Il n’est pas rare, lorsqu’on fait état de la réforme du costume théâtral au XVIIIe siècle, de citer aux côtés d’Hippolyte Clairon et d’Henri-Louis Lekain, à la Comédie Française, ou d’Antoinette Saint-Huberty, à l’Opéra, le nom de Justine Favart, parfois accompagné de celui de Joseph Caillot, à Comédie-Italienne. Ces approches synthétiques soulignent la part prépondérante des interprètes dans l’invention d’une nouvelle conception de l’illusion théâtrale mais tendent parfois à masquer le rôle pionnier de l’actrice-chanteuse de la Comédie-Italienne. Dans une lettre au comte Giacomo Durazzo, Charles-Simon Favart l’avait cependant revendiqué pour son épouse : « J’ose dire que ma femme a été la première en France qui ait eu le courage de se mettre comme on doit être lorsqu’on la vit avec des sabots dans Bastien et Bastienne».
Née en 1727 en Avignon de parents musiciens, élevée à la cour de Lorraine, Marie-Justine-Benoîte Duronceray était une enfant de la balle. Danseuse, actrice et chanteuse, s’accompagnant au clavecin, à la harpe et à la guitare, elle débuta à 18 ans à l’Opéra-Comique de la Foire Saint-Germain sous le nom de mademoiselle Chantilly.
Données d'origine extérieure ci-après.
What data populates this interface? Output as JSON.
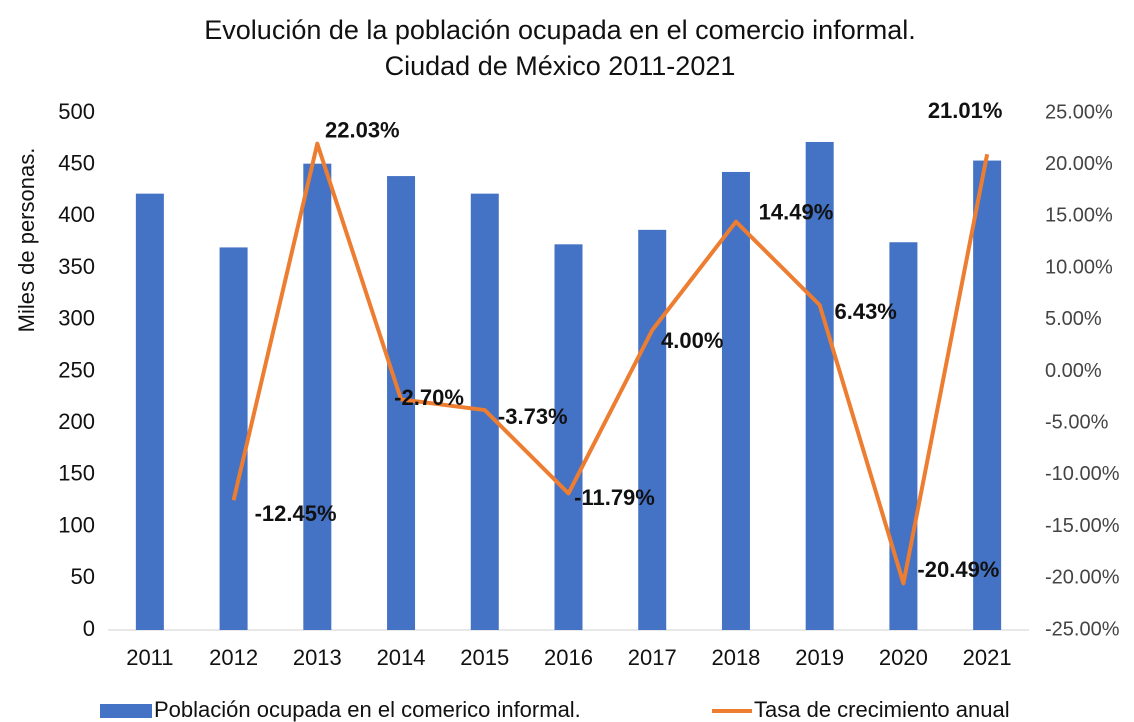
{
  "chart_data": {
    "type": "bar_line",
    "title": "Evolución de la población ocupada en el comercio informal.",
    "subtitle": "Ciudad de México 2011-2021",
    "y_label": "Miles de personas.",
    "categories": [
      "2011",
      "2012",
      "2013",
      "2014",
      "2015",
      "2016",
      "2017",
      "2018",
      "2019",
      "2020",
      "2021"
    ],
    "series": [
      {
        "name": "Población ocupada en el comerico informal.",
        "color": "#4472c4",
        "type": "bar",
        "values": [
          422,
          370,
          451,
          439,
          422,
          373,
          387,
          443,
          472,
          375,
          454
        ]
      },
      {
        "name": "Tasa de crecimiento anual",
        "color": "#ed7d31",
        "type": "line",
        "axis": "y2",
        "values": [
          null,
          -12.45,
          22.03,
          -2.7,
          -3.73,
          -11.79,
          4.0,
          14.49,
          6.43,
          -20.49,
          21.01
        ],
        "value_labels": [
          null,
          "-12.45%",
          "22.03%",
          "-2.70%",
          "-3.73%",
          "-11.79%",
          "4.00%",
          "14.49%",
          "6.43%",
          "-20.49%",
          "21.01%"
        ]
      }
    ],
    "ylim": [
      0,
      500
    ],
    "yticks": [
      0,
      50,
      100,
      150,
      200,
      250,
      300,
      350,
      400,
      450,
      500
    ],
    "y2lim": [
      -25,
      25
    ],
    "y2ticks": [
      {
        "value": -25,
        "label": "-25.00%"
      },
      {
        "value": -20,
        "label": "-20.00%"
      },
      {
        "value": -15,
        "label": "-15.00%"
      },
      {
        "value": -10,
        "label": "-10.00%"
      },
      {
        "value": -5,
        "label": "-5.00%"
      },
      {
        "value": 0,
        "label": "0.00%"
      },
      {
        "value": 5,
        "label": "5.00%"
      },
      {
        "value": 10,
        "label": "10.00%"
      },
      {
        "value": 15,
        "label": "15.00%"
      },
      {
        "value": 20,
        "label": "20.00%"
      },
      {
        "value": 25,
        "label": "25.00%"
      }
    ],
    "legend": "bottom"
  }
}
Elle épousa quelques mois plus tard le dramaturge Charles-Simon Favart qu’elle suivit à Bruxelles puis, de retour à Paris, fut reçue à la Comédie-Italienne en 1749 où elle tint la vedette jusqu’à sa mort prématurée en 1772. Entre-temps, en 1762, la Comédie Italienne avait fusionné avec l’Opéra-Comique. À la Foire comme dans la nouvelle institution, qui prend le nom de Comédie Italienne, Justine Favart triompha dans les opéras-comiques en vaudevilles, agrémentés d’ariettes de style italien à partir des années 1750, et notamment dans les œuvres de son mari, ne se privant pas de composer elle aussi plusieurs pièces à succès.
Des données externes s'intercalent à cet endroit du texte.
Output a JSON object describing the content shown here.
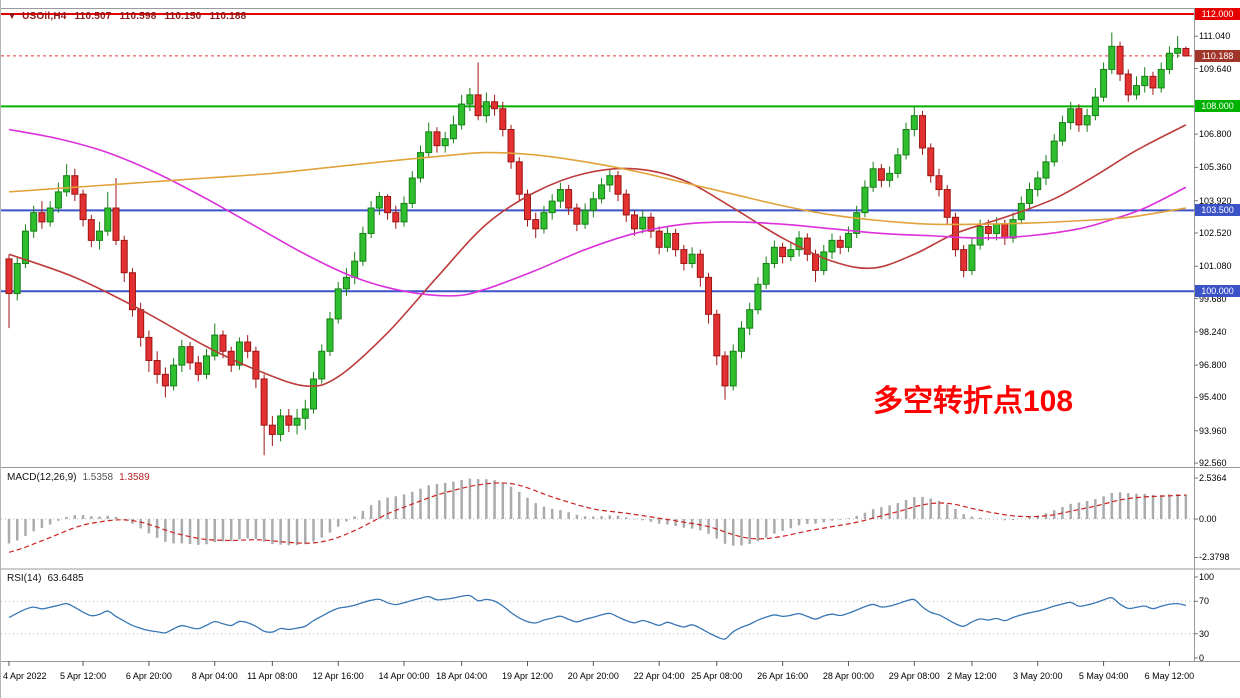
{
  "header": {
    "marker": "▼",
    "symbol": "USOil,H4",
    "open": "110.507",
    "high": "110.598",
    "low": "110.150",
    "close": "110.188"
  },
  "annotation": {
    "text": "多空转折点108",
    "color": "#FF0000"
  },
  "macd_panel": {
    "title": "MACD(12,26,9)",
    "value_macd": "1.5358",
    "value_signal": "1.3589",
    "scale": [
      {
        "label": "2.5364",
        "value": 2.5364
      },
      {
        "label": "0.00",
        "value": 0
      },
      {
        "label": "-2.3798",
        "value": -2.3798
      }
    ]
  },
  "rsi_panel": {
    "title": "RSI(14)",
    "value": "63.6485",
    "scale": [
      {
        "label": "100",
        "value": 100
      },
      {
        "label": "70",
        "value": 70
      },
      {
        "label": "30",
        "value": 30
      },
      {
        "label": "0",
        "value": 0
      }
    ],
    "levels": [
      70,
      30
    ]
  },
  "chart_data": {
    "type": "candlestick",
    "title": "USOil H4",
    "ylim": [
      92.56,
      112.0
    ],
    "up_color": "#2EBE2E",
    "up_border": "#168016",
    "down_color": "#E33030",
    "down_border": "#9E1414",
    "price_ticks": [
      {
        "label": "111.040",
        "value": 111.04
      },
      {
        "label": "109.640",
        "value": 109.64
      },
      {
        "label": "106.800",
        "value": 106.8
      },
      {
        "label": "105.360",
        "value": 105.36
      },
      {
        "label": "103.920",
        "value": 103.92
      },
      {
        "label": "102.520",
        "value": 102.52
      },
      {
        "label": "101.080",
        "value": 101.08
      },
      {
        "label": "99.680",
        "value": 99.68
      },
      {
        "label": "98.240",
        "value": 98.24
      },
      {
        "label": "96.800",
        "value": 96.8
      },
      {
        "label": "95.400",
        "value": 95.4
      },
      {
        "label": "93.960",
        "value": 93.96
      },
      {
        "label": "92.560",
        "value": 92.56
      }
    ],
    "time_labels": [
      {
        "index": 0,
        "label": "4 Apr 2022"
      },
      {
        "index": 9,
        "label": "5 Apr 12:00"
      },
      {
        "index": 17,
        "label": "6 Apr 20:00"
      },
      {
        "index": 25,
        "label": "8 Apr 04:00"
      },
      {
        "index": 32,
        "label": "11 Apr 08:00"
      },
      {
        "index": 40,
        "label": "12 Apr 16:00"
      },
      {
        "index": 48,
        "label": "14 Apr 00:00"
      },
      {
        "index": 55,
        "label": "18 Apr 04:00"
      },
      {
        "index": 63,
        "label": "19 Apr 12:00"
      },
      {
        "index": 71,
        "label": "20 Apr 20:00"
      },
      {
        "index": 79,
        "label": "22 Apr 04:00"
      },
      {
        "index": 86,
        "label": "25 Apr 08:00"
      },
      {
        "index": 94,
        "label": "26 Apr 16:00"
      },
      {
        "index": 102,
        "label": "28 Apr 00:00"
      },
      {
        "index": 110,
        "label": "29 Apr 08:00"
      },
      {
        "index": 117,
        "label": "2 May 12:00"
      },
      {
        "index": 125,
        "label": "3 May 20:00"
      },
      {
        "index": 133,
        "label": "5 May 04:00"
      },
      {
        "index": 141,
        "label": "6 May 12:00"
      }
    ],
    "horizontal_lines": [
      {
        "value": 112.0,
        "label": "112.000",
        "color": "#E60000"
      },
      {
        "value": 108.0,
        "label": "108.000",
        "color": "#00B200"
      },
      {
        "value": 103.5,
        "label": "103.500",
        "color": "#3C53C8"
      },
      {
        "value": 100.0,
        "label": "100.000",
        "color": "#3C53C8"
      }
    ],
    "current_price": {
      "value": 110.188,
      "label": "110.188",
      "badge_color": "#A0352A",
      "line_color": "#E60000"
    },
    "candles": [
      [
        101.4,
        101.6,
        98.4,
        99.9
      ],
      [
        99.9,
        101.5,
        99.6,
        101.2
      ],
      [
        101.2,
        102.9,
        101.0,
        102.6
      ],
      [
        102.6,
        103.7,
        102.3,
        103.4
      ],
      [
        103.4,
        103.9,
        102.7,
        103.0
      ],
      [
        103.0,
        103.9,
        102.8,
        103.6
      ],
      [
        103.6,
        104.7,
        103.4,
        104.3
      ],
      [
        104.3,
        105.5,
        104.1,
        105.0
      ],
      [
        105.0,
        105.3,
        103.9,
        104.2
      ],
      [
        104.2,
        104.4,
        102.8,
        103.1
      ],
      [
        103.1,
        103.3,
        101.9,
        102.2
      ],
      [
        102.2,
        103.0,
        101.8,
        102.6
      ],
      [
        102.6,
        104.3,
        102.4,
        103.6
      ],
      [
        103.6,
        104.9,
        102.0,
        102.2
      ],
      [
        102.2,
        102.4,
        100.4,
        100.8
      ],
      [
        100.8,
        101.0,
        98.9,
        99.2
      ],
      [
        99.2,
        99.5,
        97.6,
        98.0
      ],
      [
        98.0,
        98.3,
        96.5,
        97.0
      ],
      [
        97.0,
        97.4,
        96.0,
        96.4
      ],
      [
        96.4,
        96.7,
        95.4,
        95.9
      ],
      [
        95.9,
        97.1,
        95.7,
        96.8
      ],
      [
        96.8,
        97.9,
        96.5,
        97.6
      ],
      [
        97.6,
        97.8,
        96.6,
        96.9
      ],
      [
        96.9,
        97.2,
        96.1,
        96.4
      ],
      [
        96.4,
        97.5,
        96.2,
        97.2
      ],
      [
        97.2,
        98.6,
        97.0,
        98.1
      ],
      [
        98.1,
        98.3,
        97.1,
        97.4
      ],
      [
        97.4,
        97.6,
        96.5,
        96.8
      ],
      [
        96.8,
        98.0,
        96.6,
        97.8
      ],
      [
        97.8,
        98.1,
        97.1,
        97.4
      ],
      [
        97.4,
        97.6,
        95.8,
        96.2
      ],
      [
        96.2,
        96.4,
        92.9,
        94.2
      ],
      [
        94.2,
        94.6,
        93.3,
        93.8
      ],
      [
        93.8,
        94.9,
        93.5,
        94.6
      ],
      [
        94.6,
        94.9,
        93.9,
        94.2
      ],
      [
        94.2,
        94.9,
        93.8,
        94.5
      ],
      [
        94.5,
        95.3,
        94.0,
        94.9
      ],
      [
        94.9,
        96.5,
        94.7,
        96.2
      ],
      [
        96.2,
        97.7,
        96.0,
        97.4
      ],
      [
        97.4,
        99.1,
        97.2,
        98.8
      ],
      [
        98.8,
        100.4,
        98.6,
        100.1
      ],
      [
        100.1,
        101.0,
        99.8,
        100.6
      ],
      [
        100.6,
        101.7,
        100.3,
        101.3
      ],
      [
        101.3,
        102.8,
        101.1,
        102.5
      ],
      [
        102.5,
        103.9,
        102.3,
        103.6
      ],
      [
        103.6,
        104.3,
        103.3,
        104.1
      ],
      [
        104.1,
        104.2,
        103.1,
        103.4
      ],
      [
        103.4,
        103.7,
        102.7,
        103.0
      ],
      [
        103.0,
        104.1,
        102.8,
        103.8
      ],
      [
        103.8,
        105.2,
        103.6,
        104.9
      ],
      [
        104.9,
        106.3,
        104.7,
        106.0
      ],
      [
        106.0,
        107.3,
        105.8,
        106.9
      ],
      [
        106.9,
        107.1,
        106.0,
        106.3
      ],
      [
        106.3,
        106.9,
        106.0,
        106.6
      ],
      [
        106.6,
        107.6,
        106.4,
        107.2
      ],
      [
        107.2,
        108.5,
        107.0,
        108.1
      ],
      [
        108.1,
        108.8,
        107.8,
        108.5
      ],
      [
        108.5,
        109.9,
        107.4,
        107.6
      ],
      [
        107.6,
        108.6,
        107.3,
        108.2
      ],
      [
        108.2,
        108.5,
        107.6,
        107.9
      ],
      [
        107.9,
        108.2,
        106.7,
        107.0
      ],
      [
        107.0,
        107.2,
        105.3,
        105.6
      ],
      [
        105.6,
        105.8,
        103.9,
        104.2
      ],
      [
        104.2,
        104.4,
        102.8,
        103.1
      ],
      [
        103.1,
        103.4,
        102.3,
        102.7
      ],
      [
        102.7,
        103.7,
        102.5,
        103.4
      ],
      [
        103.4,
        104.2,
        103.1,
        103.9
      ],
      [
        103.9,
        104.7,
        103.6,
        104.4
      ],
      [
        104.4,
        104.6,
        103.3,
        103.6
      ],
      [
        103.6,
        103.8,
        102.6,
        102.9
      ],
      [
        102.9,
        103.8,
        102.7,
        103.5
      ],
      [
        103.5,
        104.3,
        103.2,
        104.0
      ],
      [
        104.0,
        104.9,
        103.8,
        104.6
      ],
      [
        104.6,
        105.3,
        104.3,
        105.0
      ],
      [
        105.0,
        105.2,
        103.9,
        104.2
      ],
      [
        104.2,
        104.4,
        103.0,
        103.3
      ],
      [
        103.3,
        103.5,
        102.4,
        102.7
      ],
      [
        102.7,
        103.5,
        102.5,
        103.2
      ],
      [
        103.2,
        103.4,
        102.3,
        102.6
      ],
      [
        102.6,
        102.8,
        101.6,
        101.9
      ],
      [
        101.9,
        102.8,
        101.7,
        102.5
      ],
      [
        102.5,
        102.7,
        101.5,
        101.8
      ],
      [
        101.8,
        102.0,
        100.9,
        101.2
      ],
      [
        101.2,
        101.9,
        101.0,
        101.6
      ],
      [
        101.6,
        101.8,
        100.2,
        100.6
      ],
      [
        100.6,
        100.8,
        98.6,
        99.0
      ],
      [
        99.0,
        99.2,
        96.8,
        97.2
      ],
      [
        97.2,
        97.4,
        95.3,
        95.9
      ],
      [
        95.9,
        97.7,
        95.7,
        97.4
      ],
      [
        97.4,
        98.7,
        97.1,
        98.4
      ],
      [
        98.4,
        99.5,
        98.1,
        99.2
      ],
      [
        99.2,
        100.6,
        99.0,
        100.3
      ],
      [
        100.3,
        101.5,
        100.1,
        101.2
      ],
      [
        101.2,
        102.2,
        101.0,
        101.9
      ],
      [
        101.9,
        102.1,
        101.2,
        101.5
      ],
      [
        101.5,
        102.1,
        101.3,
        101.8
      ],
      [
        101.8,
        102.6,
        101.5,
        102.3
      ],
      [
        102.3,
        102.5,
        101.3,
        101.6
      ],
      [
        101.6,
        101.8,
        100.4,
        100.9
      ],
      [
        100.9,
        102.0,
        100.7,
        101.7
      ],
      [
        101.7,
        102.5,
        101.4,
        102.2
      ],
      [
        102.2,
        102.4,
        101.6,
        101.9
      ],
      [
        101.9,
        102.8,
        101.7,
        102.5
      ],
      [
        102.5,
        103.7,
        102.3,
        103.4
      ],
      [
        103.4,
        104.8,
        103.2,
        104.5
      ],
      [
        104.5,
        105.6,
        104.3,
        105.3
      ],
      [
        105.3,
        105.5,
        104.5,
        104.8
      ],
      [
        104.8,
        105.4,
        104.5,
        105.1
      ],
      [
        105.1,
        106.2,
        104.9,
        105.9
      ],
      [
        105.9,
        107.3,
        105.7,
        107.0
      ],
      [
        107.0,
        108.0,
        106.7,
        107.6
      ],
      [
        107.6,
        107.8,
        105.9,
        106.2
      ],
      [
        106.2,
        106.4,
        104.7,
        105.0
      ],
      [
        105.0,
        105.3,
        104.1,
        104.4
      ],
      [
        104.4,
        104.6,
        102.9,
        103.2
      ],
      [
        103.2,
        103.4,
        101.5,
        101.8
      ],
      [
        101.8,
        102.0,
        100.6,
        100.9
      ],
      [
        100.9,
        102.3,
        100.7,
        102.0
      ],
      [
        102.0,
        103.1,
        101.8,
        102.8
      ],
      [
        102.8,
        103.1,
        102.2,
        102.5
      ],
      [
        102.5,
        103.2,
        102.2,
        102.9
      ],
      [
        102.9,
        103.1,
        102.0,
        102.3
      ],
      [
        102.3,
        103.4,
        102.1,
        103.1
      ],
      [
        103.1,
        104.1,
        102.9,
        103.8
      ],
      [
        103.8,
        104.7,
        103.6,
        104.4
      ],
      [
        104.4,
        105.2,
        104.1,
        104.9
      ],
      [
        104.9,
        105.9,
        104.6,
        105.6
      ],
      [
        105.6,
        106.8,
        105.4,
        106.5
      ],
      [
        106.5,
        107.6,
        106.3,
        107.3
      ],
      [
        107.3,
        108.2,
        107.0,
        107.9
      ],
      [
        107.9,
        108.1,
        106.9,
        107.2
      ],
      [
        107.2,
        107.9,
        106.9,
        107.6
      ],
      [
        107.6,
        108.8,
        107.4,
        108.4
      ],
      [
        108.4,
        109.9,
        108.2,
        109.6
      ],
      [
        109.6,
        111.2,
        109.4,
        110.6
      ],
      [
        110.6,
        110.8,
        109.1,
        109.4
      ],
      [
        109.4,
        109.6,
        108.2,
        108.5
      ],
      [
        108.5,
        109.3,
        108.3,
        108.9
      ],
      [
        108.9,
        109.7,
        108.6,
        109.3
      ],
      [
        109.3,
        109.5,
        108.5,
        108.8
      ],
      [
        108.8,
        109.9,
        108.6,
        109.6
      ],
      [
        109.6,
        110.6,
        109.4,
        110.3
      ],
      [
        110.3,
        111.04,
        110.1,
        110.51
      ],
      [
        110.507,
        110.598,
        110.15,
        110.188
      ]
    ],
    "moving_averages": [
      {
        "name": "ma-red",
        "color": "#BE3B3B",
        "points": [
          [
            0,
            101.6
          ],
          [
            8,
            100.6
          ],
          [
            16,
            99.2
          ],
          [
            24,
            97.6
          ],
          [
            30,
            96.6
          ],
          [
            36,
            95.9
          ],
          [
            40,
            96.3
          ],
          [
            46,
            98.2
          ],
          [
            52,
            100.6
          ],
          [
            58,
            102.9
          ],
          [
            64,
            104.3
          ],
          [
            70,
            105.1
          ],
          [
            76,
            105.3
          ],
          [
            82,
            104.8
          ],
          [
            88,
            103.6
          ],
          [
            94,
            102.3
          ],
          [
            100,
            101.3
          ],
          [
            105,
            101.0
          ],
          [
            110,
            101.6
          ],
          [
            115,
            102.5
          ],
          [
            121,
            103.2
          ],
          [
            127,
            104.0
          ],
          [
            132,
            105.0
          ],
          [
            137,
            106.1
          ],
          [
            143,
            107.2
          ]
        ]
      },
      {
        "name": "ma-magenta",
        "color": "#DB30DB",
        "points": [
          [
            0,
            107.0
          ],
          [
            6,
            106.6
          ],
          [
            12,
            106.0
          ],
          [
            18,
            105.1
          ],
          [
            24,
            104.0
          ],
          [
            30,
            102.8
          ],
          [
            36,
            101.6
          ],
          [
            42,
            100.6
          ],
          [
            48,
            100.0
          ],
          [
            54,
            99.8
          ],
          [
            58,
            100.1
          ],
          [
            64,
            100.9
          ],
          [
            70,
            101.8
          ],
          [
            76,
            102.5
          ],
          [
            82,
            102.9
          ],
          [
            88,
            103.0
          ],
          [
            94,
            102.9
          ],
          [
            100,
            102.7
          ],
          [
            106,
            102.5
          ],
          [
            112,
            102.4
          ],
          [
            118,
            102.3
          ],
          [
            124,
            102.4
          ],
          [
            130,
            102.7
          ],
          [
            134,
            103.1
          ],
          [
            138,
            103.6
          ],
          [
            143,
            104.5
          ]
        ]
      },
      {
        "name": "ma-orange",
        "color": "#E2A23B",
        "points": [
          [
            0,
            104.3
          ],
          [
            8,
            104.5
          ],
          [
            16,
            104.7
          ],
          [
            24,
            104.9
          ],
          [
            32,
            105.1
          ],
          [
            40,
            105.4
          ],
          [
            48,
            105.7
          ],
          [
            54,
            105.9
          ],
          [
            58,
            106.0
          ],
          [
            64,
            105.9
          ],
          [
            70,
            105.6
          ],
          [
            76,
            105.2
          ],
          [
            82,
            104.7
          ],
          [
            88,
            104.2
          ],
          [
            94,
            103.7
          ],
          [
            100,
            103.3
          ],
          [
            106,
            103.05
          ],
          [
            112,
            102.9
          ],
          [
            118,
            102.9
          ],
          [
            124,
            102.95
          ],
          [
            130,
            103.05
          ],
          [
            136,
            103.2
          ],
          [
            143,
            103.6
          ]
        ]
      }
    ],
    "macd": {
      "params": [
        12,
        26,
        9
      ],
      "histogram_color": "#ABABAB",
      "signal_color": "#CC2222",
      "current_macd": 1.5358,
      "current_signal": 1.3589,
      "scale_max": 2.5364,
      "scale_min": -2.3798
    },
    "rsi": {
      "period": 14,
      "current": 63.6485,
      "color": "#3977B5",
      "levels": [
        70,
        30
      ]
    }
  }
}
La première biographie de Justine Favart fut rédigée par Charles-Simon lui-même, peu après la mort de son épouse. Dans cet éloge ému de plusieurs pages, le dramaturge rend hommage aux qualités de l’actrice, en insistant sur ses innovations en termes de costume :
Avant elle, les actrices qui représentaient des soubrettes, des paysannes, paraissaient avec de grands paniers, la tête surchargée de diamants, et gantées jusqu’au coude ; dans Bastienne, elle mit un habit de laine, tel que les villageoises le portent ; une chevelure plate, une simple croix d’or, les bras nus et des sabots.
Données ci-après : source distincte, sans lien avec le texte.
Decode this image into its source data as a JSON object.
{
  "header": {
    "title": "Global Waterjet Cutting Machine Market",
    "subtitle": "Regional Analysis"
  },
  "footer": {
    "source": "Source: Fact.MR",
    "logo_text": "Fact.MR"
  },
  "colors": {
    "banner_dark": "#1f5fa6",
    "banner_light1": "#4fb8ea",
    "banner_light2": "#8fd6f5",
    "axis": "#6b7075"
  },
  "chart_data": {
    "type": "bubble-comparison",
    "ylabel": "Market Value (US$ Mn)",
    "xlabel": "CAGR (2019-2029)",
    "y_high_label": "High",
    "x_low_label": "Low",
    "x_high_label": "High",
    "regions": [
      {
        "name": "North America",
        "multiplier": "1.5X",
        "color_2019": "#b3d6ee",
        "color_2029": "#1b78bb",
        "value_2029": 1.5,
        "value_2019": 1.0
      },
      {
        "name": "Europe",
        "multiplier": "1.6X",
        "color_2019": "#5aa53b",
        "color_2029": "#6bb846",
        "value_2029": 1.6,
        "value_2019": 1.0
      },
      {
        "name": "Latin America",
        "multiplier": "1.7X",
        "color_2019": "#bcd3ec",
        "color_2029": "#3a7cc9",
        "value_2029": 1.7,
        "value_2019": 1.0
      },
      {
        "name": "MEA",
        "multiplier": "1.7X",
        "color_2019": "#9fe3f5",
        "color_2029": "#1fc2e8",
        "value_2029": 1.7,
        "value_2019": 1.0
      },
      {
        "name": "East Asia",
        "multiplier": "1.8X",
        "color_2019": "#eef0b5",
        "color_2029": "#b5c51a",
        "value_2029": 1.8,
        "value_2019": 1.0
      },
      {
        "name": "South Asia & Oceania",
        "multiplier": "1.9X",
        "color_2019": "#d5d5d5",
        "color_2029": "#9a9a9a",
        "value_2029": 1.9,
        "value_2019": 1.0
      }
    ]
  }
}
Les Amours de Bastien et Bastienne était une parodie en vaudevilles du Devin du village de Jean-Jacques Rousseau, créée en 1753 en pleine Querelle des Bouffons. Dans cette pièce qu’elle avait écrite en collaboration avec Harny de Guerville, Justine Favart transposait la pastorale du philosophe sur un mode paysan, faisant patoiser ses personnages et leur attribuant des accessoires populaires, comme une cornemuse ou un almanach de la bibliothèque bleue. L’œuvre eut un tel succès qu’elle traversa les frontières : une traduction en allemand servit de livret au jeune Mozart pour son premier Singspiel (1768).
Une gravure de Jean Daullé, réalisée d’après une peinture de Carle Vanloo, représente Justine Favart en costume de Bastienne avec sa robe de laine, son tablier, son chapeau de paille, sa croix d’or et ses fameux sabots. Précieux portrait qui rend non seulement les détails de l’habillement mais aussi le regard malicieux de l’actrice et sa posture imitant celle d’une jeune paysanne.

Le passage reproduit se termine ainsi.